Katolickość Kościoła

W tym posłaniu do świata uczniowie Jezusa pozostaną zawsze nieliczni, choć żniwo będzie nieustannie wielkie i potrzebujące wielu robotników. Tak jak ich Mistrz był dla nich i dla wielu, tak i oni, nieliczni będą dla wszystkich. A kiedy zawiodą wszystkie zewnętrzne środki ich misji, pozostanie im zawsze królewska droga zastępczego cierpienia u boku Pana.

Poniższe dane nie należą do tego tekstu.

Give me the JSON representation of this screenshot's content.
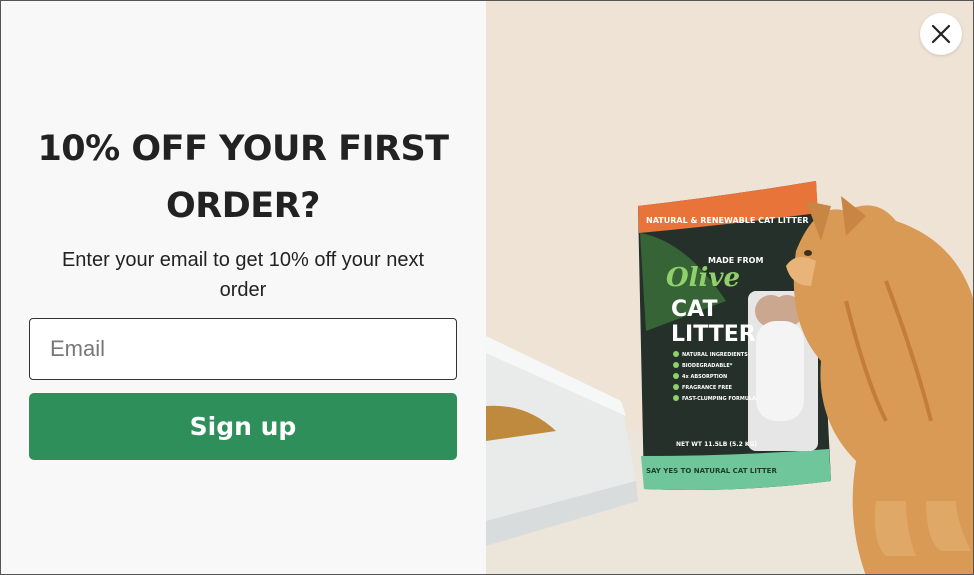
{
  "popup": {
    "headline": "10% OFF YOUR FIRST ORDER?",
    "subtext": "Enter your email to get 10% off your next order",
    "email_placeholder": "Email",
    "email_value": "",
    "signup_label": "Sign up",
    "close_icon": "close-icon"
  },
  "image": {
    "brand": "Olive",
    "made_from_label": "MADE FROM",
    "product_name_line1": "CAT",
    "product_name_line2": "LITTER",
    "top_banner": "NATURAL & RENEWABLE CAT LITTER",
    "bottom_banner": "SAY YES TO NATURAL CAT LITTER",
    "weight_text": "NET WT 11.5LB (5.2 KG)",
    "features": [
      "NATURAL INGREDIENTS",
      "BIODEGRADABLE*",
      "4x ABSORPTION",
      "FRAGRANCE FREE",
      "FAST-CLUMPING FORMULA"
    ]
  },
  "colors": {
    "signup_bg": "#2f8f5a",
    "panel_bg": "#f8f8f8",
    "photo_bg": "#efe4d7"
  }
}
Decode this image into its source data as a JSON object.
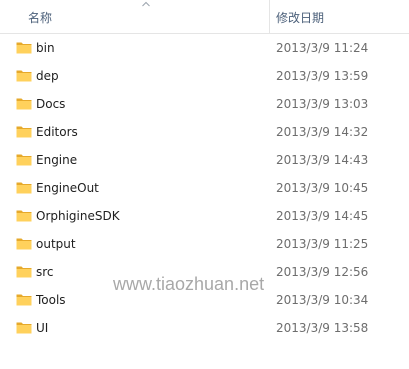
{
  "header": {
    "name_label": "名称",
    "date_label": "修改日期",
    "sort_icon": "sort-up-icon"
  },
  "files": [
    {
      "name": "bin",
      "date": "2013/3/9 11:24",
      "icon": "folder-icon"
    },
    {
      "name": "dep",
      "date": "2013/3/9 13:59",
      "icon": "folder-icon"
    },
    {
      "name": "Docs",
      "date": "2013/3/9 13:03",
      "icon": "folder-icon"
    },
    {
      "name": "Editors",
      "date": "2013/3/9 14:32",
      "icon": "folder-icon"
    },
    {
      "name": "Engine",
      "date": "2013/3/9 14:43",
      "icon": "folder-icon"
    },
    {
      "name": "EngineOut",
      "date": "2013/3/9 10:45",
      "icon": "folder-icon"
    },
    {
      "name": "OrphigineSDK",
      "date": "2013/3/9 14:45",
      "icon": "folder-icon"
    },
    {
      "name": "output",
      "date": "2013/3/9 11:25",
      "icon": "folder-icon"
    },
    {
      "name": "src",
      "date": "2013/3/9 12:56",
      "icon": "folder-icon"
    },
    {
      "name": "Tools",
      "date": "2013/3/9 10:34",
      "icon": "folder-icon"
    },
    {
      "name": "UI",
      "date": "2013/3/9 13:58",
      "icon": "folder-icon"
    }
  ],
  "watermark": "www.tiaozhuan.net",
  "colors": {
    "folder_body": "#ffd15c",
    "folder_tab": "#e6a92b",
    "header_text": "#4c607a",
    "date_text": "#6d6d6d"
  }
}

Na powtarzane nieustannie pytanie, czy uczniowie dotrą kiedyś do wszystkich ludów i narodów, czy Kościół stanie się kiedykolwiek w historii ludzkiej domem powszechnym, można odpowiedzieć za kardynałem Ratzingerem: w ewangelicznie rozumianej "relacji nielicznych do wielu objawia się prawdziwa miara katolickości Kościoła. W wymiarze liczbowym Kościół nigdy nie będzie w pełni katolicki [...]; pozostanie małą trzódką, nawet w większym stopniu, niż to wskazuje statystyka, nazywająca braćmi wielu z tych, którzy w istocie są tylko - nominalnymi czy pozornymi chrześcijanami. W swoim cierpieniu i w swojej miłości Kościół istnieje zawsze dla wielu, dla wszystkich. W swojej miłości i w swoim cierpieniu Kościół przekracza granice, jest prawdziwie katolicki". Dlatego też w akcie zakładania Kościoła i wskazywania na źródło jego skuteczności w otrzymanej misji Pan Jezus tak mocno akcentuje znaczenie miłości do Boga jak i miłości uczniów pomiędzy sobą, o czym ostatecznie świadczą dwaj pierwsi apostołowie: egzaminowany z miłości Piotr (por. J 21, 15nn) i widzący wartość bogactwa wszystkich darów i charyzmatów w miłości Paweł (por. 1 Kor, 13nn).

Życie nieustanną modlitwą

W dziele nauczania o królestwie Bożym, potwierdzonym znakami i cudami, zwłaszcza w wydarzeniu Paschy, uczniowie odkrywali podstawową tajemnicę Jezusa, którą później ponieśli w świat. Ujmuje ją wyznanie Piotra: Ty jesteś Chrystus, Syn Boga żywego (Mt 16, 16), które poniekąd streszcza i najprościej wyraża całą treść chrześcijańskiej prawdy. Zaś jej sednem jest wyznanie, że Jezus jest Synem Boga (nie: Bożym), wyrażające Jego istotę, Jego relację do Ojca w niebie. Prawdę tę odkrywali w modlitwie Jezusa, która miała zawsze swój jedyny, niepowtarzalny i rodzinny charakter. Ich powołanie, a więc i Kościół, zrodziło się w tej rozmowie-modlitwie Syna z Ojcem (por. Łk 6, 12nn), w modlitwie tej wypowiedział się Jezus w Ogrójcu i mimo przeżycia opuszczenia, nigdy, aż do ostatniego krzyku na krzyżu, nie pozostał sam: tam też ostatecznie skierował się do Ojca. Kościół chce żyć tą nieustanną modlitwą-rozmową Syna z Ojcem i wciąż uobecniać ją w naśladowaniu Chrystusa i z Chrystusem. Nade wszystko chce uobecniać całą treść Modlitwy Arcykapłańskiej o uświęcenie i o stale zagrożoną jedność Kościoła na wzór jedności Syna z Ojcem (J 17), jak też nauczyć się przemieniać w modlitwie ofiarę i cierpienie w miłość i chwałę Boga, co uczynił Jezus, podejmując krzyżowe cierpienia i śmierć, czego wymownym symbolem stał się Jego przebity bok.

Dar Paschy

Współpraca we wspólnocie nie była czymś nowym dla Jego pierwszych uczniów. Swoje wcześniejsze zajęcia jako rybacy mogli wypełniać bardziej efektownie i bezpiecznie, nawzajem sobie pomagając. Jednakże mocą ich nowej wspólnoty stał się dar Paschy Jezusa, tj. Jego ofiary śmierci krzyżowej i mocy zmartwychwstania, antycypowany w Wielki Czwartek, wypełniony w Wielki Piątek, a potwierdzony Zmartwychwstaniem.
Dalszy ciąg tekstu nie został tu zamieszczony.